La Zone de libre-échange continentale africaine (Zlecaf) est en train de devenir une réalité, avec l’entrée en vigueur du commerce sous ce régime, depuis janvier 2021. Même si jusqu’à l’heure, aucune activité commerciale n’a réellement été faite, la Zlecaf demeure un marché prometteur pour les pays africains. Malick Diallo, Directeur du commerce extérieur (Dce) au ministère du Commerce et des Pme, revient sur l’importance de ce marché. Dans cet entretien avec Le Quotidien, M. Diallo a aussi expliqué la démarche du Sénégal pour tirer un meilleur profit de la Zone de libre-échange, qui sera un marché de 1,2 milliard de consommateurs.

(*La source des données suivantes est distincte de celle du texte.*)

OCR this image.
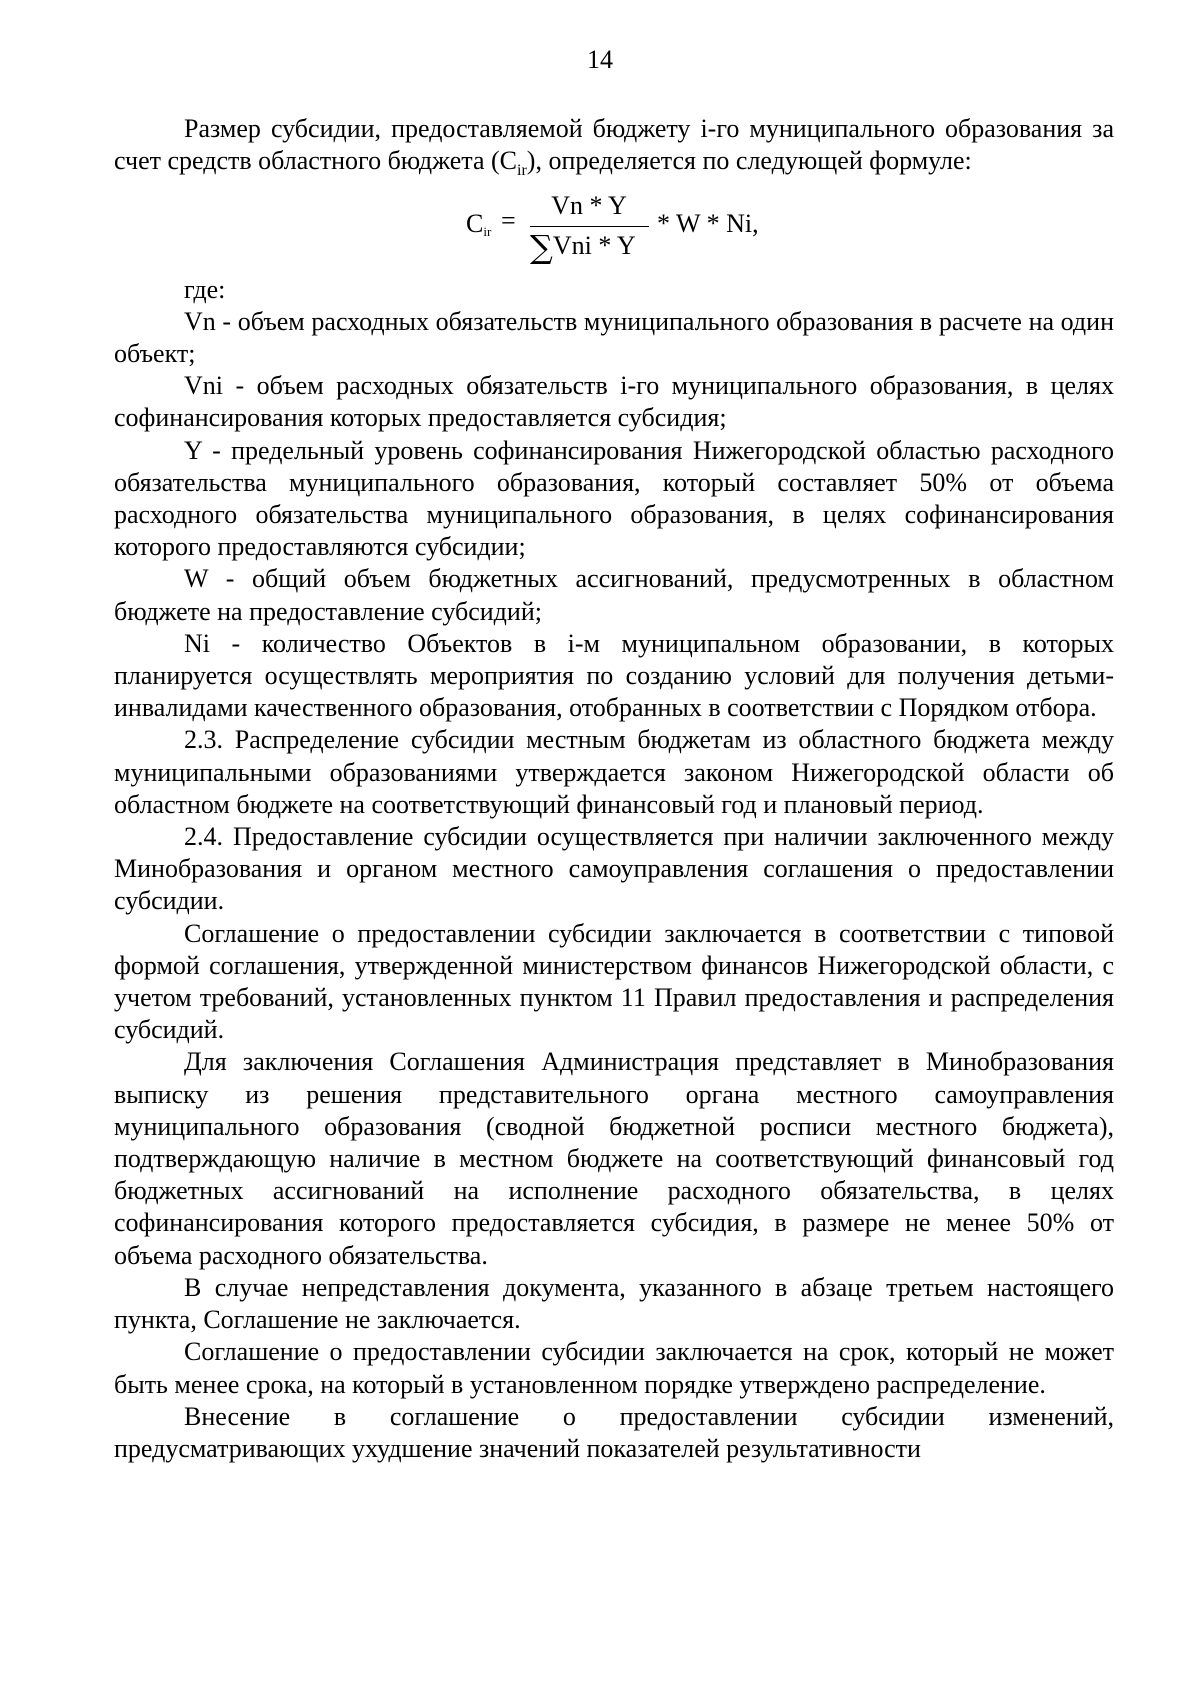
14

Размер субсидии, предоставляемой бюджету i-го муниципального образования за счет средств областного бюджета $(C_{ir})$, определяется по следующей формуле:

$C_{ir}$ =
Vn * Y
∑Vni * Y
* W * Ni,

где:

Vn - объем расходных обязательств муниципального образования в расчете на один объект;

Vni - объем расходных обязательств i-го муниципального образования, в целях софинансирования которых предоставляется субсидия;

Y - предельный уровень софинансирования Нижегородской областью расходного обязательства муниципального образования, который составляет 50% от объема расходного обязательства муниципального образования, в целях софинансирования которого предоставляются субсидии;

W - общий объем бюджетных ассигнований, предусмотренных в областном бюджете на предоставление субсидий;

Ni - количество Объектов в i-м муниципальном образовании, в которых планируется осуществлять мероприятия по созданию условий для получения детьми-инвалидами качественного образования, отобранных в соответствии с Порядком отбора.

2.3. Распределение субсидии местным бюджетам из областного бюджета между муниципальными образованиями утверждается законом Нижегородской области об областном бюджете на соответствующий финансовый год и плановый период.

2.4. Предоставление субсидии осуществляется при наличии заключенного между Минобразования и органом местного самоуправления соглашения о предоставлении субсидии.

Соглашение о предоставлении субсидии заключается в соответствии с типовой формой соглашения, утвержденной министерством финансов Нижегородской области, с учетом требований, установленных пунктом 11 Правил предоставления и распределения субсидий.

Для заключения Соглашения Администрация представляет в Минобразования выписку из решения представительного органа местного самоуправления муниципального образования (сводной бюджетной росписи местного бюджета), подтверждающую наличие в местном бюджете на соответствующий финансовый год бюджетных ассигнований на исполнение расходного обязательства, в целях софинансирования которого предоставляется субсидия, в размере не менее 50% от объема расходного обязательства.

В случае непредставления документа, указанного в абзаце третьем настоящего пункта, Соглашение не заключается.

Соглашение о предоставлении субсидии заключается на срок, который не может быть менее срока, на который в установленном порядке утверждено распределение.

Внесение в соглашение о предоставлении субсидии изменений, предусматривающих ухудшение значений показателей результативности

Le Sénégal, comme 38 autres pays, a déposé ses instruments de ratification pour la Zlecaf. Quel profit peut tirer notre pays de ce marché ? 
La Zlecaf est la plus grande zone de libre-échange au mon­de, dotée d’un marché de 1,2 milliard de consommateurs pour un Pib d’environ 2500 milliards de dollars Us. Selon le rapport de 2019 publié par la Cnuced, la Zlecaf devrait permettre aux pays membres, une fois tous les droits de douane supprimés, de voir leur Pib progresser de 1 à 3% et de porter de 15 à 33%, le commerce intra-africain pendant la période de transition. A cet égard, cette zone de libre-échange constitue une aubaine pour le devenir de nos exportations. Malgré son déficit chronique, la balance commerciale du Sénégal a toujours été excédentaire sur le marché africain. De ce point de vue, la Zlecaf peut se révéler être un catalyseur pour le développement industriel et économique de notre pays.  Néan­moins, pour en tirer le plus grand profit et faire face à la concurrence accrue qui va naître de l’ouverture des marchés, le Sénégal a élaboré depuis 2019, sa Stratégie nationale Zlecaf (Sn-Zlecaf). Celle-ci a identifié les forces et faiblesses, les menaces et opportunités liées à la mise en œuvre de la Zlecaf. Elle prévoit ainsi les actions à entreprendre et les défis à relever pour en tirer le maximum de profits. Le financement de la mise en œuvre de cette stratégie par l’Etat et les partenaires au développement, est ainsi crucial.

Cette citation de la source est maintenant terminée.